There is a mercy in the freezing silence of death which often hides that which would only rend the more hearts already strained to the snapping of the last chord.

Only those cheerful young club men, Messrs. Wiltshire, Rutherstone and Merriman, noted the proud eminence of Mrs. Volney McMorris as guide, companion and friend to the widowed ward of the dead Senator. The duenna was a skeleton key of society, fitting easily into every dead lock, and well oiled.

“The little woman will have a great fortune,” said Merriman. “I hear that Garston has left a half of his wealth to her. It comes in very handy now, for, poor Vreeland was struggling in the breakers.
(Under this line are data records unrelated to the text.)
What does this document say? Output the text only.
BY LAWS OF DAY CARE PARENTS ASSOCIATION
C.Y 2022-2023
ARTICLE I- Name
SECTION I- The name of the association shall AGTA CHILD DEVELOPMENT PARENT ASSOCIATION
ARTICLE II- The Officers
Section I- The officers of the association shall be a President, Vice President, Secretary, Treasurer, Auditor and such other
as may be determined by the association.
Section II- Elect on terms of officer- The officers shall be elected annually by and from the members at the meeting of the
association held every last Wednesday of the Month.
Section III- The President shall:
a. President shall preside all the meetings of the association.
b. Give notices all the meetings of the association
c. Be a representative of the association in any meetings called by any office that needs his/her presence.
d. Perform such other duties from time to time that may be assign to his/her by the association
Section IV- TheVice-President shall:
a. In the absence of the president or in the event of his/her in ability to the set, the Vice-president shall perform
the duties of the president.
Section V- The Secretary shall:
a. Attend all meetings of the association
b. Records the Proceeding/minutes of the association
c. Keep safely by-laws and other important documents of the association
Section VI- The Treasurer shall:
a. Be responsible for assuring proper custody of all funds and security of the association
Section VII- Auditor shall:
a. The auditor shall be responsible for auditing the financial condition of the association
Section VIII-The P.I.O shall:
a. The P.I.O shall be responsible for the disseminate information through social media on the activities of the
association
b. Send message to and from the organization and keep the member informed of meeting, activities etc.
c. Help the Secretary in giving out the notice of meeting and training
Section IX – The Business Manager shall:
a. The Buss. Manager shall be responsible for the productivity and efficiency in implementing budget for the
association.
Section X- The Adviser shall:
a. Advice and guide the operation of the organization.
“She will be a great catch in due time,” was the chorus, and, when they separated, each gilded youth had separately registered a vow to “make up” to Mrs. McMorris, and then to go in later for the golden prize, when that black crape had softened to lilac, and afterward in due time bleached out into cheerful white, with here and there a touch of returning color. And they all knew Katharine Norreys’ good points by a personal experience of the last fleeting twelve months.

Vae victis! The defeated suicide was borne away to an humble grave by a few of the men who had shared his brief prosperity. The three watchful club men, already secret rivals, were on hand, there to note, with surprise, the absence of the widow, who was reported to be “broken down by her guardian’s recent death” and “unable to appear.” And so, in the last mournful parade the star performer was absent. It was voted a dull affair.

No one ever knew in “society” of the secret visit made by Katharine Vreeland, under Hugh Conyers’ escort, to take a last look at the features of the man who had “failed along the whole line of life,” after all. The defeated “young Napoleon!” The Lochinvar of the West! But the peace which he had never known had settled upon Vreeland’s pallid face.

Conyers had gravely given Mrs. Vreeland a few words of caution as to the late “envied of all his set.”

“I thank you, sir,”

calmly said the marble-faced woman. “I have buried his past forever, and your protecting counsels are not in vain; for, I unfortunately, knew him as he was. I shall leave New York forever, for, penniless as I am, I will have now to earn my bitter daily bread, but at least in some other place than here.”

Conyers gazed wonderingly at her. “Did you not know that Senator Garston has left you half his fortune? You will be a rich woman. I have seen a certified copy of the will.” And then the pale-faced woman reeled at this last proof of a fidelity reaching beyond the grave. Garston had been game to the core!